Une famille de chats s'amuse à s'ébattre près de la salle à manger extérieure, tandis que juste au-delà, une volée de canards volette. A l'intérieur, dans la cuisine, Isabel, la femme de Juan, a mis l'huile à chauffer sur la cuisinière, et avec l'habileté de quelqu'un qui a fait ce même travail plusieurs — plusieurs — fois, elle commence à cuisiner. faire frire le Beignets de crevettes . Ou plutôt : leurs tortillas aux crevettes. Croustillant et précis, comme il se doit.

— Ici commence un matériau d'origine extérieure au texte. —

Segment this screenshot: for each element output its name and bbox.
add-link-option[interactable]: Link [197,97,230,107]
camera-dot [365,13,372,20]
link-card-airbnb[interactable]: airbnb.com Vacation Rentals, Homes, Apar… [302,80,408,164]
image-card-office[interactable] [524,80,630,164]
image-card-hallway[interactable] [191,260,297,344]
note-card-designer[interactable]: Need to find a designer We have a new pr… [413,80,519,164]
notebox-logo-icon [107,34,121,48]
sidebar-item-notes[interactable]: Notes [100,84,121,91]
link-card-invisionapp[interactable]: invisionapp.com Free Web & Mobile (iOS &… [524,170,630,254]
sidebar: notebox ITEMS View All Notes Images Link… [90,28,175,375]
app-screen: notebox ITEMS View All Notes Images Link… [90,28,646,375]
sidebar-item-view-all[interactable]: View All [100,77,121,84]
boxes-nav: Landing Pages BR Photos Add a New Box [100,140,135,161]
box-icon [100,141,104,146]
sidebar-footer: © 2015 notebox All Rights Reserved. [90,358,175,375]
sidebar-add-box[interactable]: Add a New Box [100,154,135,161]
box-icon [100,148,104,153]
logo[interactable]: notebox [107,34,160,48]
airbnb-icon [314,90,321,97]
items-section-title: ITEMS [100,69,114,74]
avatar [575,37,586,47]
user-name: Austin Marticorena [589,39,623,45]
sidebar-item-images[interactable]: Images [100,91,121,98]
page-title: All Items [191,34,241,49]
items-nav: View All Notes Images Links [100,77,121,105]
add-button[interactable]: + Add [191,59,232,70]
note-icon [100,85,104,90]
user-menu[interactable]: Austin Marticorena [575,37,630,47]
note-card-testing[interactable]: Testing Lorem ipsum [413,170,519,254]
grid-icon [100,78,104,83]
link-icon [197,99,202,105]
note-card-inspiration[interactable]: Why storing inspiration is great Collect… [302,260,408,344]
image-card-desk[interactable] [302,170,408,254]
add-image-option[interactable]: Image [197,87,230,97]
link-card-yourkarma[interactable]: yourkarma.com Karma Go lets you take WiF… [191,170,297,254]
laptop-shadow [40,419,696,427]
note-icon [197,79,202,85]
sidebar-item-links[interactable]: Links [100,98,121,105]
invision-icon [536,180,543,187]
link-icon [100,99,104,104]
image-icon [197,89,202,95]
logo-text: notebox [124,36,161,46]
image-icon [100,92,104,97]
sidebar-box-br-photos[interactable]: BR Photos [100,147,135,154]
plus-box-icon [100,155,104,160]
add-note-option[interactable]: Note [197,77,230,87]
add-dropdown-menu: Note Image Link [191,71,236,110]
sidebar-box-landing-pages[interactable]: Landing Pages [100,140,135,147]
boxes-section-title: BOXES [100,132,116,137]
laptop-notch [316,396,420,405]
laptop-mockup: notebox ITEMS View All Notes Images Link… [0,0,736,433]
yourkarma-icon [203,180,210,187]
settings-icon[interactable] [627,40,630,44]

Notre chef de luxe n'hésite pas à vous expliquer les ingrédients clés pour que ce délice de Cadix ne manque de rien : farine de blé et de pois chiche, oignon, eau, persil, sel et crevettes fraîches . Le fait que ça sorte sur commande comme le vôtre, ça déjà, c'est autre chose; cela nécessite des connaissances et une pratique qui ne peuvent être acquises en un jour.

Isabel l'hôtesse parfaite.

Isabel, l'hôtesse parfaite.

Sur la table, le banquet est rejoint par des gambas cuites à couper le souffle, une bousculade de salicornes ramassées sur les rives des estuaires qui nous laisse perplexe , et un bon assortiment de poissons d'estuaire frits avec beaucoup d'art et débordant de saveur. Pour égayer, quelque chose de Tío Pepe —il faut balayer la maison— et une conversation sur le divin et le banal qui se poursuit avec nos hôtes jusqu'au café et au gâteau.

Anecdotes, histoires et beaucoup de rires accompagnent cette magnifique leçon sur ce que c'est que d'embrasser des traditions et des métiers parfois oubliés. Une journée qui nous a permis de nous immerger pleinement dans un mode de vie , la de pêche dans l'estuaire et les salines , à travers ses protagonistes, conservateurs bénis de l'histoire vivante du Sud.

Et le meilleur : dans un paradis terrestre comme le Parc naturel de la baie de Cadix . Avec ce plan, voyons qui est assez intelligent pour se lever de la chaise. Profitons encore un peu.